A New York Times editor has left Twitter after receiving a large number of anti-Semitic tweets.
Jonathan Weisman, deputy Washington editor of the newspaper, announced in a tweet Wednesday that he “will be moving to Facebook where at least people need to use their real names and can’t hide behind fakery to spread their hate.”
Weisman was sent tweets calling him a “kike” and threatening to put him “in the oven,” and asked Twitter to suspend the users. In response, the company said the examples did not violate its rules and the users would not be suspended, Weisman tweeted. By late Wednesday morning, however, two of the users were suspended.

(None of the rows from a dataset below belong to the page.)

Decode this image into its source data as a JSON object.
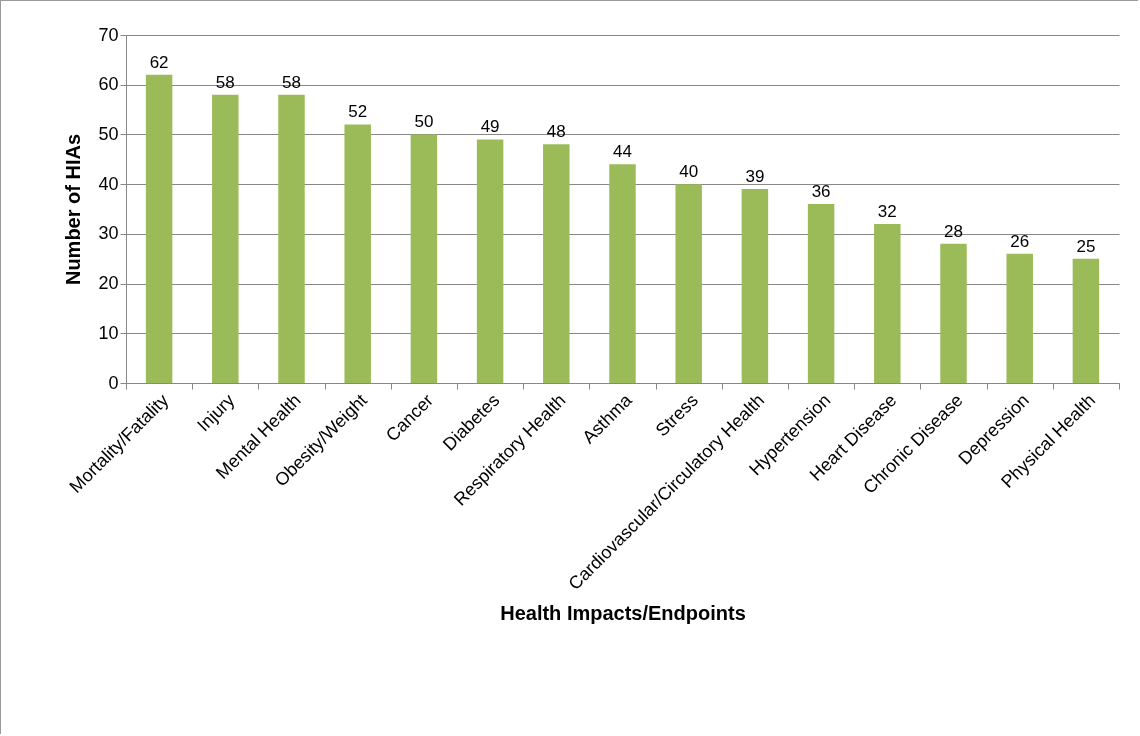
{
  "chart_data": {
    "type": "bar",
    "xlabel": "Health Impacts/Endpoints",
    "ylabel": "Number of HIAs",
    "categories": [
      "Mortality/Fatality",
      "Injury",
      "Mental Health",
      "Obesity/Weight",
      "Cancer",
      "Diabetes",
      "Respiratory Health",
      "Asthma",
      "Stress",
      "Cardiovascular/Circulatory Health",
      "Hypertension",
      "Heart Disease",
      "Chronic Disease",
      "Depression",
      "Physical Health"
    ],
    "values": [
      62,
      58,
      58,
      52,
      50,
      49,
      48,
      44,
      40,
      39,
      36,
      32,
      28,
      26,
      25
    ],
    "color": "#9bbb59",
    "ylim": [
      0,
      70
    ],
    "yticks": [
      0,
      10,
      20,
      30,
      40,
      50,
      60,
      70
    ],
    "grid": "y",
    "data_labels": true
  }
}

Weisman has more than 34,000 Twitter followers. More than 2,800 people were following him on Facebook as of Thursday afternoon.
Last month, Weisman wrote in the Times about Twitter attacks from supporters of presumed GOP presidential candidate Donald Trump.
He recently put his name in triple parentheses known as the echo symbol, used by white supremacists and anti-Semites to identify Jews on Twitter.
Over the past several weeks, the echo has been used as part of a pattern of harassment against a group of journalists including Weisman, Jeffrey Goldberg of the Atlantic, Julia Ioffe of GQ, Bethany Mandel of the New York Post and Ben Shapiro of The Daily Wire.